Mesmo nas universidades privadas nos EUA, as pesquisas importantes
são financiadas pelo Estado. É o que se chama instituição privada de
objetivo público. É claro que as universidades públicas podem buscar
outras fontes de recursos, mas acredito que a maior parte de seu
funcionamento deve ser garantida pelo Estado.
JU: E como o Estado brasileiro vem tratando as
universidades? Brito Cruz: O ensino superior
público precisa de mais atenção do que tem recebido Não quero dizer
que não deva existir ensino superior privado, mas o que não é bom
para o Brasil é o desequilíbrio que temos atualmente, com 25% de
matrículas no ensino superior público contra 75% no ensino privado.
Isso é desaconselhável do ponto de vista da qualidade da formação do
aluno e da inclusão social. Esses dois objetivos são muito
importantes e salta aos olhos que o ensino superior público os
cumpre muito mais efetivamente do que o ensino superior privado.

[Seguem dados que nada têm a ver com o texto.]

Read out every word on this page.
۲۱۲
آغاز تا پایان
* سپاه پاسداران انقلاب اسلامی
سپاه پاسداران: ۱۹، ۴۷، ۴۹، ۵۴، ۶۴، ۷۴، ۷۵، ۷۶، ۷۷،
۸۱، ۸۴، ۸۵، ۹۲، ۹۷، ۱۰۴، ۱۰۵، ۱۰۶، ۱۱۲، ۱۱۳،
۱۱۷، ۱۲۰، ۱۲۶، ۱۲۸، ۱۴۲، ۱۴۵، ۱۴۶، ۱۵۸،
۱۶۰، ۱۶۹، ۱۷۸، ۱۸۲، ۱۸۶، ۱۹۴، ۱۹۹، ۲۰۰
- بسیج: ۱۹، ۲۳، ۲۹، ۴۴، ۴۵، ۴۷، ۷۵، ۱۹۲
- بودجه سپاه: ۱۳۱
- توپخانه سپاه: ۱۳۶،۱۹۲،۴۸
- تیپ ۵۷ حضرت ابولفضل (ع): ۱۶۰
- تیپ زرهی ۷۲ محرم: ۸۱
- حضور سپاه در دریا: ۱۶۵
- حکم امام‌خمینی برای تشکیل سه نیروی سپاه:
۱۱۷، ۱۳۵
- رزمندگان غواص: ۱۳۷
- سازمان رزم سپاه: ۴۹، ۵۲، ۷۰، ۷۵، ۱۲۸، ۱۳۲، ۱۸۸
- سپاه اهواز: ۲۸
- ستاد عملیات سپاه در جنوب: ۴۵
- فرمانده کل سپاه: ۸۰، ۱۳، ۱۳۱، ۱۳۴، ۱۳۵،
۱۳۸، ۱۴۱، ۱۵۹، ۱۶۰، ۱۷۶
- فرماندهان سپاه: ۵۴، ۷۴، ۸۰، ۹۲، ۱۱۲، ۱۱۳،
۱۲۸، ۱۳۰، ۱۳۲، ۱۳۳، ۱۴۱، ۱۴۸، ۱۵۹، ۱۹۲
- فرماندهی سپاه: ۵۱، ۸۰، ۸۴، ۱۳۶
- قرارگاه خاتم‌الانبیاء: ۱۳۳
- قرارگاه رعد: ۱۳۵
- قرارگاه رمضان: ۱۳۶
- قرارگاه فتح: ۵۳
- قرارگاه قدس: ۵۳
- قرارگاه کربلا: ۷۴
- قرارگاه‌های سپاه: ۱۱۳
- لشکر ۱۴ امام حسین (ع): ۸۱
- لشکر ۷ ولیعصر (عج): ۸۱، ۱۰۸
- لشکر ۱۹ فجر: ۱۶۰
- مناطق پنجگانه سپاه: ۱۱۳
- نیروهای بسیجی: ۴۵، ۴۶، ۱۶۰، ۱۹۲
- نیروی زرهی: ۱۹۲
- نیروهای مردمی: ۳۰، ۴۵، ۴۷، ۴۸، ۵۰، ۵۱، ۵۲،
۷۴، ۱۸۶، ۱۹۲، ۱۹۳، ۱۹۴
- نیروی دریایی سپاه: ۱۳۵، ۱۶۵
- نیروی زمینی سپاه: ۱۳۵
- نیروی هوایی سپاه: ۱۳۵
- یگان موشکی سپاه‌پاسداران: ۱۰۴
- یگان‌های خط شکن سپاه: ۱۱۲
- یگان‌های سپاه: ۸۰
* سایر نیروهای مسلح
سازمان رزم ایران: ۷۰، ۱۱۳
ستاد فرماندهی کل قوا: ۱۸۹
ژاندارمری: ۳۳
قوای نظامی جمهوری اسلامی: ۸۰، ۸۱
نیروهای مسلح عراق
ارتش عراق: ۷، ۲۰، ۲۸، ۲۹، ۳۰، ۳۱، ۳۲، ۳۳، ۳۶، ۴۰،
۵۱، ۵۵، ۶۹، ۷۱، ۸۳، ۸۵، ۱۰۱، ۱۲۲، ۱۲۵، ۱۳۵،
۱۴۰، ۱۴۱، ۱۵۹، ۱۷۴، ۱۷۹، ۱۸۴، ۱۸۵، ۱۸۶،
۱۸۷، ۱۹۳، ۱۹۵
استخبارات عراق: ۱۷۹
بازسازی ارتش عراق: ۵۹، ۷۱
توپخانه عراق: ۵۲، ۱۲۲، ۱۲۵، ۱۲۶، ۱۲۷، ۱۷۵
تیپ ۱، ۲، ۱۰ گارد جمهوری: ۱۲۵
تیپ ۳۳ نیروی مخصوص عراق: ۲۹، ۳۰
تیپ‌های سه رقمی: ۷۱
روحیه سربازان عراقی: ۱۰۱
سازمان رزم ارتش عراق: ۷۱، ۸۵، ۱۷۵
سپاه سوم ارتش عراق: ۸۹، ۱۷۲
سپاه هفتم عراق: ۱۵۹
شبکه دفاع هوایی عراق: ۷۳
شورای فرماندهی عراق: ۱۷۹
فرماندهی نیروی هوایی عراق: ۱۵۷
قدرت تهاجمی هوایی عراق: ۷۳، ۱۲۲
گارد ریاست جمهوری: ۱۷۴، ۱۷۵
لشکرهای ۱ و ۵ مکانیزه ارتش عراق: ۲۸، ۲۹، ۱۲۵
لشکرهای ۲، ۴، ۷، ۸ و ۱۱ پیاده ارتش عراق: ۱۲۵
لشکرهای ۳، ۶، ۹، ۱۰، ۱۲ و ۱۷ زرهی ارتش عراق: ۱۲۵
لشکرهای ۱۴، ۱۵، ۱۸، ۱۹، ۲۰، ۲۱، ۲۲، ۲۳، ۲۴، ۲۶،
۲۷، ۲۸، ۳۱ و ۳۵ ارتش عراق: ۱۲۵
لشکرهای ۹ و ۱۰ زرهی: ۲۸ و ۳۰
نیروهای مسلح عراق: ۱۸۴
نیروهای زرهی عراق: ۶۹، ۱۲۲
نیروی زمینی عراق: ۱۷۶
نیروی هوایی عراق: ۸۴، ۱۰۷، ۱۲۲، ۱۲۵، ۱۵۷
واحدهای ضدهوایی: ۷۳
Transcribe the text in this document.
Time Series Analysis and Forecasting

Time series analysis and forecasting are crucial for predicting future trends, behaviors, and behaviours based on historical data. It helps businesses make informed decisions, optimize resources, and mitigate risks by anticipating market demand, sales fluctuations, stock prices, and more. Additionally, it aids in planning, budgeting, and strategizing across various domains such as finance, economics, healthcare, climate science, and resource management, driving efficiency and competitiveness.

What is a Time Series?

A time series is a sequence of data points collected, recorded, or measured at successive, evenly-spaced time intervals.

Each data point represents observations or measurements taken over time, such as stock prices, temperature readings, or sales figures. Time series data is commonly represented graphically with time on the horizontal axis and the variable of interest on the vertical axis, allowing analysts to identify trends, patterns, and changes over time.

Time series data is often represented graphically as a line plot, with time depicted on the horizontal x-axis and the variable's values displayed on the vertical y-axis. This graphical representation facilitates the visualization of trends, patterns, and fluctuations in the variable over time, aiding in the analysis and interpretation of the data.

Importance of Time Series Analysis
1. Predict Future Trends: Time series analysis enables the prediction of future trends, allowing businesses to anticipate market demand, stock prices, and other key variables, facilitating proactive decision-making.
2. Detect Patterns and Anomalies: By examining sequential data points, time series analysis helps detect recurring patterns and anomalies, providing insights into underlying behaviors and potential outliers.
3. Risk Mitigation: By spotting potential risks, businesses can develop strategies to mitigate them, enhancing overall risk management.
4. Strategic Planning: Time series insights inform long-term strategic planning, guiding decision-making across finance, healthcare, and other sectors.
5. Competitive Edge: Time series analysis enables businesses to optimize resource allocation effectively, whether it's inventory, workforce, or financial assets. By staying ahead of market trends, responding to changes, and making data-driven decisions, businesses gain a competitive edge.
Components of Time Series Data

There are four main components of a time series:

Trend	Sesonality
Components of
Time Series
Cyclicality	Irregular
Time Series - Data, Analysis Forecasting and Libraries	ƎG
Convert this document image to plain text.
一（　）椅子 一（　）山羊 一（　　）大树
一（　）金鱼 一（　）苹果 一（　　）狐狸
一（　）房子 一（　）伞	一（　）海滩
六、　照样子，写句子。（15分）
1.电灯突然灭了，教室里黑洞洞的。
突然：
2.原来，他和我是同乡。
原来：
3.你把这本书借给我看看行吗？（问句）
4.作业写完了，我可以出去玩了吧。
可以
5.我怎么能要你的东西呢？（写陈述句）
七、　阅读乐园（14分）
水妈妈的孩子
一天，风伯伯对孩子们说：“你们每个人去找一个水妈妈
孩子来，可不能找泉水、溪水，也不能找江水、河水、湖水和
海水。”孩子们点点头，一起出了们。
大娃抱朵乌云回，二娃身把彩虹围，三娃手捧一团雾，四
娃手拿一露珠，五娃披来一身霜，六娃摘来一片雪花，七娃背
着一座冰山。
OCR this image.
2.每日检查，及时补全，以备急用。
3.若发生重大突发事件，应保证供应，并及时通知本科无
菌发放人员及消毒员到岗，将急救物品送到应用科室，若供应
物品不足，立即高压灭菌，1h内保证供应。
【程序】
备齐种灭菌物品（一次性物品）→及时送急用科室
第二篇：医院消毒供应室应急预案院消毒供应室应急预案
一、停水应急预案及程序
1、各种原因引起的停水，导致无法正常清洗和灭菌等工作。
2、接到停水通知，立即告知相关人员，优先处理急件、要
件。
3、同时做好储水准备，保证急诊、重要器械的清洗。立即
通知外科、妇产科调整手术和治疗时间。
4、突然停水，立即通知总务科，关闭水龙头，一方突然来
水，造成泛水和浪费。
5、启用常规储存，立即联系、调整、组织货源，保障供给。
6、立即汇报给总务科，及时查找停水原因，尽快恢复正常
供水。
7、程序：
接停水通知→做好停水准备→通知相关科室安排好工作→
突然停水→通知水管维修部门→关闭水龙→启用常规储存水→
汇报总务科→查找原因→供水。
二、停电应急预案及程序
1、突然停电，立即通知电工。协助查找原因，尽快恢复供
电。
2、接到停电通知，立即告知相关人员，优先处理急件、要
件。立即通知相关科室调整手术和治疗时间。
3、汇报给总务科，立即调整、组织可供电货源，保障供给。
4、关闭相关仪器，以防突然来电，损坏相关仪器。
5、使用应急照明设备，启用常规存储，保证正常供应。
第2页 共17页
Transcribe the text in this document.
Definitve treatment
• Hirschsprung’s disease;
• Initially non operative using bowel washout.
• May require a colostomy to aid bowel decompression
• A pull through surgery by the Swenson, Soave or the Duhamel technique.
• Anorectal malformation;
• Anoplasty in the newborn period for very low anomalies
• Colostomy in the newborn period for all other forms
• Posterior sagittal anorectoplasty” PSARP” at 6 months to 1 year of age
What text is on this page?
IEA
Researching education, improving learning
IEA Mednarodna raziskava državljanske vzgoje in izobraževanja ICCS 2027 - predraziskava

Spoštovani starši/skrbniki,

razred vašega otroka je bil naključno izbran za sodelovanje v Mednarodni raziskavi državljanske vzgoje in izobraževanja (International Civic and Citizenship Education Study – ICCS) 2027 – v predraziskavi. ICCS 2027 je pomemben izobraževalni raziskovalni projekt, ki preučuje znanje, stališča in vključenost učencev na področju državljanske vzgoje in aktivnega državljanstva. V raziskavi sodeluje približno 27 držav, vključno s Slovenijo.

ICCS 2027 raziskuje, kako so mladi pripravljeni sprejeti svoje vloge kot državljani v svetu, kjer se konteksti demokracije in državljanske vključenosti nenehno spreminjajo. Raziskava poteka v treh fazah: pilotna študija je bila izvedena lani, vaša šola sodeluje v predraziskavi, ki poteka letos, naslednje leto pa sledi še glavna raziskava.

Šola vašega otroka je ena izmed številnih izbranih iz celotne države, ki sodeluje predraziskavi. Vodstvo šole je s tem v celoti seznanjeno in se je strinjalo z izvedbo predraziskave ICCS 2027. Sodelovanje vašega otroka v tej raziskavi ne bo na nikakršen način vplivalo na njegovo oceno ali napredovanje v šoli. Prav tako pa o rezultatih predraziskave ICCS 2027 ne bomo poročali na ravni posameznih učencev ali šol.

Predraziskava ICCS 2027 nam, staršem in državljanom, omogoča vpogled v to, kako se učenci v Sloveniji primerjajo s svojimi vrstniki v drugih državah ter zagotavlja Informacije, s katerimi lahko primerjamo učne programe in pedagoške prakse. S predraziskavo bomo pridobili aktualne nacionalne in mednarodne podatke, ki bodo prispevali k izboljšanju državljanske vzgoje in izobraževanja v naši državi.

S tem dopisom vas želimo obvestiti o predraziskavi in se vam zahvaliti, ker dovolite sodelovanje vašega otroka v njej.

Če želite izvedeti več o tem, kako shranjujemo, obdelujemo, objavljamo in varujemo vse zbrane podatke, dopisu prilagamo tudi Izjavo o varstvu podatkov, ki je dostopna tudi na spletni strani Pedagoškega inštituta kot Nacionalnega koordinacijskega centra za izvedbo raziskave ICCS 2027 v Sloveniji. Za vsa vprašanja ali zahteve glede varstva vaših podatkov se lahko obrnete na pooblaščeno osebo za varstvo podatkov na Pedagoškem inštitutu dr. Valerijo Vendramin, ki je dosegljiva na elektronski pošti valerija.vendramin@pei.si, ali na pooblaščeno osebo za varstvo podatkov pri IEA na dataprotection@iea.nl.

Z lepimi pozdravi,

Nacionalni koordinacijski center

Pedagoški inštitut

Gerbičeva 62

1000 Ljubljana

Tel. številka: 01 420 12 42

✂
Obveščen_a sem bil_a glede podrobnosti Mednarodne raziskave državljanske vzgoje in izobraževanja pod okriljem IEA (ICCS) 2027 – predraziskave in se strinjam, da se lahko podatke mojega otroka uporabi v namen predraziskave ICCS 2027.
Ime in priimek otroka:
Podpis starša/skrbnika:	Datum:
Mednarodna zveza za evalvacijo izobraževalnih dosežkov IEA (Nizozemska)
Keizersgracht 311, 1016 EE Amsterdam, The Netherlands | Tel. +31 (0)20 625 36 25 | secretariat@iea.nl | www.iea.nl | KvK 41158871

Basta lembrar que 95% da produção científica brasileira vem de
universidades públicas e que elas são responsáveis praticamente por
100% da formação de nossos mestres e doutores.
JU: Nesse contexto, como fica o acesso à
universidade superior pública? Brito Cruz: Durante muitos
anos o Brasil confiou na suposição errada de que só rico estuda na
universidade pública. O IBGE, em suas pesquisas nacionais por
abordagem domiciliar, demonstra o equívoco desse raciocínio. É
verdade que, nas camadas mais pobres, poucas pessoas conseguem
entrar no ensino superior, mas aquelas que conseguem ingressam muito
mais no ensino superior público do que no privado. Abaixo de um
salário mínimo o número de pessoas que freqüentam a universidade
pública é três vezes maior do que o daquelas que freqüentam a
universidade privada.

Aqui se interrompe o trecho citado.